Tasmanian team owner, Craig Brooks, is charging ahead with a brand new PRC-spec Subaru WRX STi that will be on the start line for the opening round of the 2019 Australian Rally Championship. Brooks' driver, Steve Glenney, finished second in the 2018 series, and ended the year just 13 points shy of title winner Eli Evans. It's a result that hasn't been lost on Brooks, who believes the Subaru still has what it takes to win another ARC crown. "We had a couple of off-road incidents this year (Tasmania and South Australia)," Brooks told RallySport Magazine.
"Remove one of those and we win the championship!
"We really think we have the team and the car to get similar results next year." Glenney crashed the day-glo orange Subaru heavily in South Australia, and a donor car has since been purchased and is currently undergoing full rally preparation.

Craig Brooks believes a Subaru WRX can still win the Australian Rally Championship. Photo: Cori Mitchell

"It will be a PRC car again, and we'll continue to develop the car, as we did in 2018," Brooks added. "A lot of man hours went into the car this year to get it to where it was, and down to somewhere near the minimum weight level that was required to at least compete with the R5 and AP4 cars.
"It's hard work, and it requires smart engineering, and on that count we have two of the best guys in Pete Nunn and Jason White.
"With a good team of guys around to support them, they've proven what can be done." Brooks is not yet certain, however, on whether his program will involve the full ARC, a lot of which depends on funding.
Steve Glenney has matched, and often bettered, the times of the factory Subaru WRX. Photo: Luke Whitten

Steve Glenney matched, and often bettered, the times of the factory Subaru WRX in 2018. Photo: Luke Whitten

"We're building the car to a high standard to do the job, but there's a few sponsorship negotiations that are on-going and probably won't come to full fruition until the end of January. "We're still dead keen though!
"There's some good rumours about tweaks that will be made to the PRC rules that may allow us some geometry freedoms and enable more handling efficiencies with the car.
"We'll work within those freedoms to develop the car even further, and more than likely spend some time and effort on the engine performance as well." The Contel Communications team spent most of 2018 focusing on the Subaru's weight reduction program and suspension tweaks, with the engine performance the next thing on the agenda. "I'm realistic in saying that we probably can't beat the AP4 and R5 cars on outright speed, but we can be fast enough to keep enough pressure on them to still get good results, and score good points."
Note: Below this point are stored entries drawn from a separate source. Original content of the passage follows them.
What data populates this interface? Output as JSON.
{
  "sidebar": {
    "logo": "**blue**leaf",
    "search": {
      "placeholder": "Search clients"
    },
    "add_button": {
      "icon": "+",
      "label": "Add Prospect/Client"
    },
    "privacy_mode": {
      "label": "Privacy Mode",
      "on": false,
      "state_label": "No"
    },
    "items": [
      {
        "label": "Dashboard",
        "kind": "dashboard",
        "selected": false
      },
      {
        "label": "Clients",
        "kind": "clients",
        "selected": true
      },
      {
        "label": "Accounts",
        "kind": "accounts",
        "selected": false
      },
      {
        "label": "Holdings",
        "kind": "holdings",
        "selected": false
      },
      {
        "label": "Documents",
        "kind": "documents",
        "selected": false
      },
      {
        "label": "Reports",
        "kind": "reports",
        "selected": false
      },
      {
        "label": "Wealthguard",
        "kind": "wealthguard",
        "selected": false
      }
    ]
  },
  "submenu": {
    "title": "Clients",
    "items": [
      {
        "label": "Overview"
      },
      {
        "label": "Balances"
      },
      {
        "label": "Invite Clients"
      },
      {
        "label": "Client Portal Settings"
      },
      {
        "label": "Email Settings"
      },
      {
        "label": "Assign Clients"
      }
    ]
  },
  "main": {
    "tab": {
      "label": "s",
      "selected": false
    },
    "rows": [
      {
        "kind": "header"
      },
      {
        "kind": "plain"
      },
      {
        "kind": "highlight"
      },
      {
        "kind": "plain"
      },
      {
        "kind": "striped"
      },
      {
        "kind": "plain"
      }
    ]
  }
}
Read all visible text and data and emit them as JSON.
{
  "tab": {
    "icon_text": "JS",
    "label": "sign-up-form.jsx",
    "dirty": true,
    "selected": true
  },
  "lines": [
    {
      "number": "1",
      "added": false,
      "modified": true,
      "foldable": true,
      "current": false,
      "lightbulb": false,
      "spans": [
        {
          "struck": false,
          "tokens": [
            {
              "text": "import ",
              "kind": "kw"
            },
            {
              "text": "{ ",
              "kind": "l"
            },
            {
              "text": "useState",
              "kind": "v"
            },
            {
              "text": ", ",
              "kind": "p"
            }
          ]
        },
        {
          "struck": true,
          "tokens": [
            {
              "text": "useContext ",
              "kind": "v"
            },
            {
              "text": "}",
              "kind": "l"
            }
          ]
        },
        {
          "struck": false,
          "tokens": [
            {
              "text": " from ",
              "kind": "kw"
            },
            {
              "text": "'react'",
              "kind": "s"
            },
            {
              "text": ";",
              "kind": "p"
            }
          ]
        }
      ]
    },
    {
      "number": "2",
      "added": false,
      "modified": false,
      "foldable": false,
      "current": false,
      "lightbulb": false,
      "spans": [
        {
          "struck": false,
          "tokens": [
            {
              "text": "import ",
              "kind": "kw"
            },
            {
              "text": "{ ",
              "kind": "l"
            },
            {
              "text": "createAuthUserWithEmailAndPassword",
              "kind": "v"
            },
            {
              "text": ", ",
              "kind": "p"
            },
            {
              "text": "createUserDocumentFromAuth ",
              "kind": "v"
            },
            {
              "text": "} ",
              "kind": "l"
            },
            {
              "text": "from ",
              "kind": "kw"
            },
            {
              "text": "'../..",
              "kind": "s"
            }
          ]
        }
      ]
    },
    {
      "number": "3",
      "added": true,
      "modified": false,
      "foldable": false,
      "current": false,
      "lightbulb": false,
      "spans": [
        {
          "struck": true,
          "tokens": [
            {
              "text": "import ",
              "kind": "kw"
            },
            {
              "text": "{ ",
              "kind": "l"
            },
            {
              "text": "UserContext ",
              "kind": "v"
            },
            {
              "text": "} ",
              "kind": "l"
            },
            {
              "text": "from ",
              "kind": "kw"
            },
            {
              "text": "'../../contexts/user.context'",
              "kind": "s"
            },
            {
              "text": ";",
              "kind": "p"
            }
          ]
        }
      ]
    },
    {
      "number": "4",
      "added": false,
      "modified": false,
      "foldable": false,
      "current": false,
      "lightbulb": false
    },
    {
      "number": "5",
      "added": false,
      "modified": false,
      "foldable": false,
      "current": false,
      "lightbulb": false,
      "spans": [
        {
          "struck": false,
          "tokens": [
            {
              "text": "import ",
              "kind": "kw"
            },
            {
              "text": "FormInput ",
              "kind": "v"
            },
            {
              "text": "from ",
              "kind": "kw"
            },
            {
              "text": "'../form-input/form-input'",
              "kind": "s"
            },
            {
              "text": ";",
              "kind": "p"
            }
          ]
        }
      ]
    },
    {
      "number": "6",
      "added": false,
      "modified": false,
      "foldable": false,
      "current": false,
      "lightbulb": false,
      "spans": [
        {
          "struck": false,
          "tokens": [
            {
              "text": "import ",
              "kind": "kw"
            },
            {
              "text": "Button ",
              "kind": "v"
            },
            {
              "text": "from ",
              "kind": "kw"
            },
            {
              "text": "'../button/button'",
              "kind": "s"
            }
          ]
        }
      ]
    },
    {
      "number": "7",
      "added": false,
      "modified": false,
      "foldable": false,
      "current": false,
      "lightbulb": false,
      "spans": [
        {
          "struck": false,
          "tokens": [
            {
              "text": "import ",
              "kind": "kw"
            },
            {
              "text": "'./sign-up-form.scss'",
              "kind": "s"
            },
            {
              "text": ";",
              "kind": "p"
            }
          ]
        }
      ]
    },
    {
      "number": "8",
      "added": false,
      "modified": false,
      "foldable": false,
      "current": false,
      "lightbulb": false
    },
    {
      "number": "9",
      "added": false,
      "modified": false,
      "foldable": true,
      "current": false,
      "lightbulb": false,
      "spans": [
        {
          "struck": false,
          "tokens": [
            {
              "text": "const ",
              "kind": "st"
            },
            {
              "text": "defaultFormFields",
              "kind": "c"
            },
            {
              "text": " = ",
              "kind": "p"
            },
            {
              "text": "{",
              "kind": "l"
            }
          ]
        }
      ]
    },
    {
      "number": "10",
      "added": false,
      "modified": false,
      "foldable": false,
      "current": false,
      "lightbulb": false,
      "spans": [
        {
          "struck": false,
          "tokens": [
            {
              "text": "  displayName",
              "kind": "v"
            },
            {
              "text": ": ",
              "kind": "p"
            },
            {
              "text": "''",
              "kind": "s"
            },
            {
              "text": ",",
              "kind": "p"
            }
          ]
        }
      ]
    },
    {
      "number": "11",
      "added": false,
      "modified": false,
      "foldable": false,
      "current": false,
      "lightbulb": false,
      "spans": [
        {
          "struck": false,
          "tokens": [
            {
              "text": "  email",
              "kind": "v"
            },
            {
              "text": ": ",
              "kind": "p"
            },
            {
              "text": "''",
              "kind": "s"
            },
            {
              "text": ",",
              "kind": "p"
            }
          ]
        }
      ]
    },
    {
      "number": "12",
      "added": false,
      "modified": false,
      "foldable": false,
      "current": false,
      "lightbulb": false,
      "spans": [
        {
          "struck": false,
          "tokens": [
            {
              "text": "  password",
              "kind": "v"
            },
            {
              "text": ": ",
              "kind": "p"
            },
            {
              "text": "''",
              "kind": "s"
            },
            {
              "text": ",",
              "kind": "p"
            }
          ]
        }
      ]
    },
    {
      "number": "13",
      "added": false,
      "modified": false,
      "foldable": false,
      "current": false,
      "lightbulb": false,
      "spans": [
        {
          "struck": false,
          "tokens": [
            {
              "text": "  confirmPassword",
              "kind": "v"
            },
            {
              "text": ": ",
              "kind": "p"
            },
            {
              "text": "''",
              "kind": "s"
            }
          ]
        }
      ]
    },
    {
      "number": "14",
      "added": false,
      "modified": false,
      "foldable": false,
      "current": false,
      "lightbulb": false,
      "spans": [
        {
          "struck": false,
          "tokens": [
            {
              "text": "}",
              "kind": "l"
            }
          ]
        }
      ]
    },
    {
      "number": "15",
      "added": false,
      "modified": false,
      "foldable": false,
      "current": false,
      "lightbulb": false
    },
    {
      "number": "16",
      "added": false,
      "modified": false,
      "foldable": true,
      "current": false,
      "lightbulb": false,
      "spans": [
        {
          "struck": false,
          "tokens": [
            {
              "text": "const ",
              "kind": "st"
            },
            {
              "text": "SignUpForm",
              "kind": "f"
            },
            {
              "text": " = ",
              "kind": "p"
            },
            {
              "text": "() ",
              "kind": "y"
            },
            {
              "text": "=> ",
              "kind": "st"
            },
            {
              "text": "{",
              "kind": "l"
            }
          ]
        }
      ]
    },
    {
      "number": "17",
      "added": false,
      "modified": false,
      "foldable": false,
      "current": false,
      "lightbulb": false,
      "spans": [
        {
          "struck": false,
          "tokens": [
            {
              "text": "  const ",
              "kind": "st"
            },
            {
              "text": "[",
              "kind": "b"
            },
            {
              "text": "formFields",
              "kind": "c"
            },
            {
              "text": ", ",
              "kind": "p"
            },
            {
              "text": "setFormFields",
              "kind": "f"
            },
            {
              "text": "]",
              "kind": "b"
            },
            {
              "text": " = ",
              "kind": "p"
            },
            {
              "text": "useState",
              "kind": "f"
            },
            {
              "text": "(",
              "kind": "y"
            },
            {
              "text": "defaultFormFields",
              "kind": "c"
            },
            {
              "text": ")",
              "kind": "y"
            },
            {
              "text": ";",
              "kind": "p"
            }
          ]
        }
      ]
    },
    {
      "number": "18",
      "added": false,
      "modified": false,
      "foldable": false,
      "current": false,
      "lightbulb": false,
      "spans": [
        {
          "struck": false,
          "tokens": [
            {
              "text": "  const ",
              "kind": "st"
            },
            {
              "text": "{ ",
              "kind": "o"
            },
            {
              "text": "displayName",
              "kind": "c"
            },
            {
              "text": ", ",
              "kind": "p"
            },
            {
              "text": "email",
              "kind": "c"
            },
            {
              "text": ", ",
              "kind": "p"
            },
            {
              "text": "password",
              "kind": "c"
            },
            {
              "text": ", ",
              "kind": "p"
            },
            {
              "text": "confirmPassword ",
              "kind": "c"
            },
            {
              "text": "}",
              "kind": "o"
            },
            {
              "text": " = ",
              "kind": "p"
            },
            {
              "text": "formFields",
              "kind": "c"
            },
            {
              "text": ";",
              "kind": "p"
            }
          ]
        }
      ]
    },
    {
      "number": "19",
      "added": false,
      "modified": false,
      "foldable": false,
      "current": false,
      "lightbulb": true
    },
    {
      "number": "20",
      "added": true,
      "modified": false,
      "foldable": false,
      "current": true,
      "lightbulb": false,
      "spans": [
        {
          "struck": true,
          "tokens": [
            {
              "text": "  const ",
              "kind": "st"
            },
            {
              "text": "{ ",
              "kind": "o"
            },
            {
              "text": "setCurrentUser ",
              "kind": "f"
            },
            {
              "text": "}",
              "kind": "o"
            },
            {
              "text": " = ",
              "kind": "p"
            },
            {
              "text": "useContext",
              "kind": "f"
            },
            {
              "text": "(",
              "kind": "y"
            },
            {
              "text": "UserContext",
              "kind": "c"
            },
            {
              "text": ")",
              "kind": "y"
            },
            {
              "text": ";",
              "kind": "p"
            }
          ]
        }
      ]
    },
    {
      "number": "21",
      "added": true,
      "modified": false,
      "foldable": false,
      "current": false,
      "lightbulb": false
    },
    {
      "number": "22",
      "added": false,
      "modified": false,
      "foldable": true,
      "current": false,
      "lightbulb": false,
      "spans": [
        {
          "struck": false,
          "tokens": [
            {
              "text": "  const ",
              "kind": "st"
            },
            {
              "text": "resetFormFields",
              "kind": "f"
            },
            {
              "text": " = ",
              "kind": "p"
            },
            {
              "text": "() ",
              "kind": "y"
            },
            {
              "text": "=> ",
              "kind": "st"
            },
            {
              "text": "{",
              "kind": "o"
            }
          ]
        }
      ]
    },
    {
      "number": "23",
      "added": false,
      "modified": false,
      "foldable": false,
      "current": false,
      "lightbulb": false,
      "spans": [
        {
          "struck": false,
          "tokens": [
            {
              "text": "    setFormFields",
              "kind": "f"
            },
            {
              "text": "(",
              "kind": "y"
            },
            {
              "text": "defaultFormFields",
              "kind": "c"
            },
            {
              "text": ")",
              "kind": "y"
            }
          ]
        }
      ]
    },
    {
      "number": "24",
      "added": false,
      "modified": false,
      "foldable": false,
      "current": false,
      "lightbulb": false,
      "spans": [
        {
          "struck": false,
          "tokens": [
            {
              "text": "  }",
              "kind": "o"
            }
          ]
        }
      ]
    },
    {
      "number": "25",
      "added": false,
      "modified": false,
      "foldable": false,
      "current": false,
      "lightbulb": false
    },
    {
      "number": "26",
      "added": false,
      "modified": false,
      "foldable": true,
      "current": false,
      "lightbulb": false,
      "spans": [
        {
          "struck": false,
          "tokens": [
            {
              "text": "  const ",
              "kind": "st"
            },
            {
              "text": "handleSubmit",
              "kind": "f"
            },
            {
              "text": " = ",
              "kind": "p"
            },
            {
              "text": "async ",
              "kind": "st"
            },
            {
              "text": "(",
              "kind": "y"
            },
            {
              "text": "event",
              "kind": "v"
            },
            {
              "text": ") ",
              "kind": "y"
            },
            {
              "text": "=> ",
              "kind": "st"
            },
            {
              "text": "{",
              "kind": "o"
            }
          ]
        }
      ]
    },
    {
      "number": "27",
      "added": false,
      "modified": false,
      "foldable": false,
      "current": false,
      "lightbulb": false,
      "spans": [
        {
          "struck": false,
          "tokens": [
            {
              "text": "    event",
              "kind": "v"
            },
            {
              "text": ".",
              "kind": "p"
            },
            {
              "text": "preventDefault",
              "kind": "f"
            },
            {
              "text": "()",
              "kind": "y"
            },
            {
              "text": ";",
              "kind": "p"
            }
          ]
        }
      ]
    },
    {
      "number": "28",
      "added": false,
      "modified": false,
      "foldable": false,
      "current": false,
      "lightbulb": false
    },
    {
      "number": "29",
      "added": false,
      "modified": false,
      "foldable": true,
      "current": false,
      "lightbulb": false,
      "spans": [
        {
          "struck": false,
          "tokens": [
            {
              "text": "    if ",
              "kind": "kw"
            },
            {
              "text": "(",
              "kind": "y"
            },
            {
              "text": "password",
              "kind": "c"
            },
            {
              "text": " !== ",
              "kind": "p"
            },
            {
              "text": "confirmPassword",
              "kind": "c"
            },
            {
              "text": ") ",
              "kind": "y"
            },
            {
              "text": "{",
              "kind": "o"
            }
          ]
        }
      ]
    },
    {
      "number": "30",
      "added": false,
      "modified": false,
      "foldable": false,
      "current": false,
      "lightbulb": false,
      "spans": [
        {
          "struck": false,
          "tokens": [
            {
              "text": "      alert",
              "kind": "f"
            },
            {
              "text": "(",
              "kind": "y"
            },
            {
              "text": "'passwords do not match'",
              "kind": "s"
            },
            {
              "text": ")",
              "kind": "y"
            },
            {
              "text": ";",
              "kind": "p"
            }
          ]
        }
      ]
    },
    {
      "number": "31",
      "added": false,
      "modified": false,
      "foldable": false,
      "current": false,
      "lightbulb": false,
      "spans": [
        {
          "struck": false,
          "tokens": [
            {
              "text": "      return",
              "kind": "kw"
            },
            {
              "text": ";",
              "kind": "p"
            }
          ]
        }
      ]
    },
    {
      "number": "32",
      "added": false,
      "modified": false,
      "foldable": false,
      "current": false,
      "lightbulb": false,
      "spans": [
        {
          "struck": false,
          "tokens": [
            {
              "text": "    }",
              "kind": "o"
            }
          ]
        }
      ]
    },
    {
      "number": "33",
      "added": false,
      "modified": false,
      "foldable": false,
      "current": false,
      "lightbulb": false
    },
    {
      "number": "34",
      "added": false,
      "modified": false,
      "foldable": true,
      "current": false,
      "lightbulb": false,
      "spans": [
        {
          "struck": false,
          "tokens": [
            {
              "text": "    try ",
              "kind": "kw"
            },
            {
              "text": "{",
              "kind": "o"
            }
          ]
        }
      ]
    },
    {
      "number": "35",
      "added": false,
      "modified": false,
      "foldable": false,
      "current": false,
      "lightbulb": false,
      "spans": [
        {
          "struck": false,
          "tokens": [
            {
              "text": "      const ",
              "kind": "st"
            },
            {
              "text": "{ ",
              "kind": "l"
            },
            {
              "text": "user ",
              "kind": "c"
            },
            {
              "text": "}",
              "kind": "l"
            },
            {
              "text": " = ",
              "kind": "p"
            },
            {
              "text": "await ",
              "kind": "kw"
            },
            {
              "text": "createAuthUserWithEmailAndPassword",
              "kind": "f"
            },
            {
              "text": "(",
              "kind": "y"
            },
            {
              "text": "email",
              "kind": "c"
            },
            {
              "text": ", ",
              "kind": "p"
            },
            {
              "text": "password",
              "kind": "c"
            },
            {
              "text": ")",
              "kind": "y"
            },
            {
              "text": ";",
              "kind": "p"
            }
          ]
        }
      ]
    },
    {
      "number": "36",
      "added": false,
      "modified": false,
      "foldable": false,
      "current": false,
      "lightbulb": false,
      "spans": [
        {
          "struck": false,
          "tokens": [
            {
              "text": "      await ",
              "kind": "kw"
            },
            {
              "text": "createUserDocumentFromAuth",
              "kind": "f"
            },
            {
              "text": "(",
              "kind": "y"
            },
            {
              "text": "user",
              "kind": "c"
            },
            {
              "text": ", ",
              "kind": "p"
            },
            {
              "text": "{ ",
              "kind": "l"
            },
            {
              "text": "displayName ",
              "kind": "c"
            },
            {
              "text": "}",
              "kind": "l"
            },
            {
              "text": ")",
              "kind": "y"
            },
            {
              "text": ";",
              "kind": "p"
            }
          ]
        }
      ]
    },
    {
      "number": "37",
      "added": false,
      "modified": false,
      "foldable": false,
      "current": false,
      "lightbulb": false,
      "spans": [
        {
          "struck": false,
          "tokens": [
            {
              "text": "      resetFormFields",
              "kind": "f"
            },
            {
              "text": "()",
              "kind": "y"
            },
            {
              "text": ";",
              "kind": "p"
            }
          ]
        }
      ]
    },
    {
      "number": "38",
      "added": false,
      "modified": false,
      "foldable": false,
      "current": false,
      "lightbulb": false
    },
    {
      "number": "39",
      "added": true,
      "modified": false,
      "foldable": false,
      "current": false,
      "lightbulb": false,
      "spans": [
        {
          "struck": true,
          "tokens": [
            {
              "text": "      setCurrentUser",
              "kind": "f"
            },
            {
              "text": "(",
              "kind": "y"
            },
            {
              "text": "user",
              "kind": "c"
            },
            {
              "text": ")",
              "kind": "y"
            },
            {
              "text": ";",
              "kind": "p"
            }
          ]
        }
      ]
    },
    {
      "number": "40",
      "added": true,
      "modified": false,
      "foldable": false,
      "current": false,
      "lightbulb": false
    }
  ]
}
Steve Glenney finished the season in a Skoda Fabia R5 at Rally Australia. Photo: Peter Whitten

He admitted that the Subaru does have its challenges, although as a former ARC winner in 2016, the car does have a winning pedigree. "The size of the car is definitely a challenge, but I don't necessarily think that it's the car's achilles heel.
"For sure, I'd love the Subaru to be 200mm shorter, but that's just not the case.
"But from a manufacturer's perspective I think it (the 2018 results) still shows what can be done with an off-the-shelf Subaru in PRC spec." Brooks added that the new Asia Pacific Rally Championship format appealed to him and he wouldn't rule that out, although it was too early to make any decisions. "At this stage the plan is to be ready and raring to go for the Forest Rally in April, most likely with Steve (Glenney) and Andy (Sarandis) in the car," he concluded.